Elisa ha 23 anni e, solo pochi giorni fa, ha bevuto la candeggina. Voleva «farla finita» dice, perché «non vedevo un futuro». Ed era tormentata dall’ansia che, ad oggi, provano migliaia di italiani. Sono le famiglie che hanno creduto nel Superbonus 110%. Gli “esodati” dall’agevolazione fiscale disciplinata dal decreto Rilancio che consisteva in una detrazione delle spese sostenute a partire dal primo luglio 2020 per la realizzazione di specifici interventi finalizzati all’efficienza energetica e al consolidamento statico o alla riduzione del rischio sismico degli edifici.
Presentato dal governo Conte in parlamento pochi giorni dopo la fine del lockdown dovuto alla pandemia, doveva stimolare e risollevare il settore edile in crisi post Covid. Fine prevista, dicembre 2021. Ma così non è stato. I lavori partono, i cantieri prendono forma, le ditte acquistano i materiali. E i tempi si allungano. Criticato poco dopo con il governo guidato da Mario Draghi, nel 2024 il costo del provvedimento per lo Stato viene stimato intorno ai 160 miliardi di euro. Troppi. Così, il 26 marzo scorso, il governo Meloni ha approvato un decreto decisamente inatteso, che ha abolito definitivamente tutte le forme di sconto in fattura e cessione del credito associate al Superbonus per l’edilizia. I danni che ne conseguono sono impattanti per le ditte e per i privati.
«Mia sorella a 16 anni dopo un incidente rimane sulla sedia a rotelle. Siamo una famiglia modesta, la casa non era idonea per lei e senza il Superbonus non avremmo potuto permetterci di ristrutturare, nonostante la necessità: i lavori iniziano e si fermano, dopo lo stop del governo. Risultato, mia sorella ora è in una comunità perché l’ambiente da noi non è idoneo, mio padre si è ammalato e fa dentro e fuori dagli ospedali.

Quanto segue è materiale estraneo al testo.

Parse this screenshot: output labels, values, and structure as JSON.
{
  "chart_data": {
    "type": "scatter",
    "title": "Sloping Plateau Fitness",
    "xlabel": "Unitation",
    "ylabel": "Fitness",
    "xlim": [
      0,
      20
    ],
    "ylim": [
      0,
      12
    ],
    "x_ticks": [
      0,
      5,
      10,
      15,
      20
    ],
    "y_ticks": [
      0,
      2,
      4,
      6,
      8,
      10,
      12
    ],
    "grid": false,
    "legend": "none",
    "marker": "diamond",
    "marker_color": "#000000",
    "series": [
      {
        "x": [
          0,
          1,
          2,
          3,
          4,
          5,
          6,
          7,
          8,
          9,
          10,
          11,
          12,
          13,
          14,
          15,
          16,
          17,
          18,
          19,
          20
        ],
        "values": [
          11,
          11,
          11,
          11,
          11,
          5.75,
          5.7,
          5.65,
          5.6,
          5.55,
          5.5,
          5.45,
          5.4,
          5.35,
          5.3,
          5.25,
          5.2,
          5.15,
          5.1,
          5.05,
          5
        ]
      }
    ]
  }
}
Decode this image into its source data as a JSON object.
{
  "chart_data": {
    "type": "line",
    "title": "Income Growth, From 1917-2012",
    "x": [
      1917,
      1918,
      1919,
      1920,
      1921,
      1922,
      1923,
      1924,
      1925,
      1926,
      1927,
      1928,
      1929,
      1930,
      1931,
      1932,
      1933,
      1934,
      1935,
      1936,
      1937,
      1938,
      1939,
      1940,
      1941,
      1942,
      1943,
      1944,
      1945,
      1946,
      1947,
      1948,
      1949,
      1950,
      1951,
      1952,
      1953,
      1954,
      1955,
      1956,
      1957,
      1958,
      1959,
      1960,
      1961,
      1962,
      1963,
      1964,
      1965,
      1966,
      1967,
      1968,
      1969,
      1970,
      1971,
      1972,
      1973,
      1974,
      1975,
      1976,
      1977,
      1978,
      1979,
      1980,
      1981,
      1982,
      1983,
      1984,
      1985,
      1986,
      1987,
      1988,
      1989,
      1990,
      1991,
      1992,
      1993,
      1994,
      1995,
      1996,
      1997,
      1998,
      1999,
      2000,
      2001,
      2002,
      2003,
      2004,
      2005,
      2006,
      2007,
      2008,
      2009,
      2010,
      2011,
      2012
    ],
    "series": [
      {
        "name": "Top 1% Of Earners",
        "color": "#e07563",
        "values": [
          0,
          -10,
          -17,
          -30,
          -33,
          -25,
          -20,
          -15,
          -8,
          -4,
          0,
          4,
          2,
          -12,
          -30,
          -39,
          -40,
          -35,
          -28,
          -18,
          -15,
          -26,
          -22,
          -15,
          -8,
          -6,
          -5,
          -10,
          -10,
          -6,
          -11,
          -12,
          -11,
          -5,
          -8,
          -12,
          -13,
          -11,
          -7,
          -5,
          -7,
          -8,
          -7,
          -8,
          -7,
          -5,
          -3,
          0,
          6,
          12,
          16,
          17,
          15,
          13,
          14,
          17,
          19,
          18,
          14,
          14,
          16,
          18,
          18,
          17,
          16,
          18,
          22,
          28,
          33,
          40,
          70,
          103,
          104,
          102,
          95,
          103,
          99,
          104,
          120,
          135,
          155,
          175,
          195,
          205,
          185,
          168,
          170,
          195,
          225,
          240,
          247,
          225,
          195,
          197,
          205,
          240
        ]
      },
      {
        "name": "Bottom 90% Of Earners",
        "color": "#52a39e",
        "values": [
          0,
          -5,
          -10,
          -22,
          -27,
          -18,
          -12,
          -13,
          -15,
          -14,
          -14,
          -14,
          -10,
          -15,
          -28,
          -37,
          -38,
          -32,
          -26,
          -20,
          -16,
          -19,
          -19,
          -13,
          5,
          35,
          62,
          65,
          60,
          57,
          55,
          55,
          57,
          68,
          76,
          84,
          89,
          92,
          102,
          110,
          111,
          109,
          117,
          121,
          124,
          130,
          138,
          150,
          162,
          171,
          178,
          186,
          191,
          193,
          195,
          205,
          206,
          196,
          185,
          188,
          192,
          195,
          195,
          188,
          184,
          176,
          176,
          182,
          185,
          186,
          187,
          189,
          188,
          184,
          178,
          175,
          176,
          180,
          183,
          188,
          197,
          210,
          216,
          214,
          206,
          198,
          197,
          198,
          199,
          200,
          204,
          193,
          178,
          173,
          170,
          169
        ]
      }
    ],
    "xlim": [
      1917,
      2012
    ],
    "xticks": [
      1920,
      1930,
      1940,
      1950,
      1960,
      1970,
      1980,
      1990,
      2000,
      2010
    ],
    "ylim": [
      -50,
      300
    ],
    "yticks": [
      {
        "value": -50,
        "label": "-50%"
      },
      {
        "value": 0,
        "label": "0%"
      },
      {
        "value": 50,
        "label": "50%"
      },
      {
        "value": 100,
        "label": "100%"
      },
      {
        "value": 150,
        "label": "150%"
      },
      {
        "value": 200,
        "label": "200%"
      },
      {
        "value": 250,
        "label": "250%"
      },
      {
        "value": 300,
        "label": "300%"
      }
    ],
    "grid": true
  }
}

Io? Lascerò gli studi, abbandonerò i miei sogni. Abbiamo debiti per centomila euro. Oltre noi, c’è un’altra figlia piccola, mia madre non lavora e mio padre presto dovrà smettere di farlo. Avrei voluto crearmi un futuro, mentre il mondo mi cade addosso. Penso continuamente al suicidio e qualche giorno fa ho cercato di metterlo in pratica, mi hanno “presa” per i capelli».
Drammi come quello di Roberto Rizzo che con la famiglia gestisce “Rinnova Casa”, una ditta che si occupa di ritrutturazioni a Torino dal 2008. «Ho sfamato tre famiglie per anni con questa impresa, oggi sono sull’orlo del fallimento. La ditta è intestata a mia figlia che si è sempre fidata di me. Conto almeno un milione di crediti bloccati». Rizzo, ieri, era ad Arona insieme ad una delegazione del Comitato “Esodati dal Superbonus”. Sono 817 in Italia, di cui 167 a Torino. Il gruppo ha manifestato più volte a Milano e Roma, dove furono ricevuti dal senatore Roberto Rosso. «Volevamo incontrare il ministro Giorgetti, ma non è stato possibile. Abbiamo pero’ parlato con il deputato Alberto Gusmeroli che ci ha dato un appuntamento nella capitale per la prossima settimana».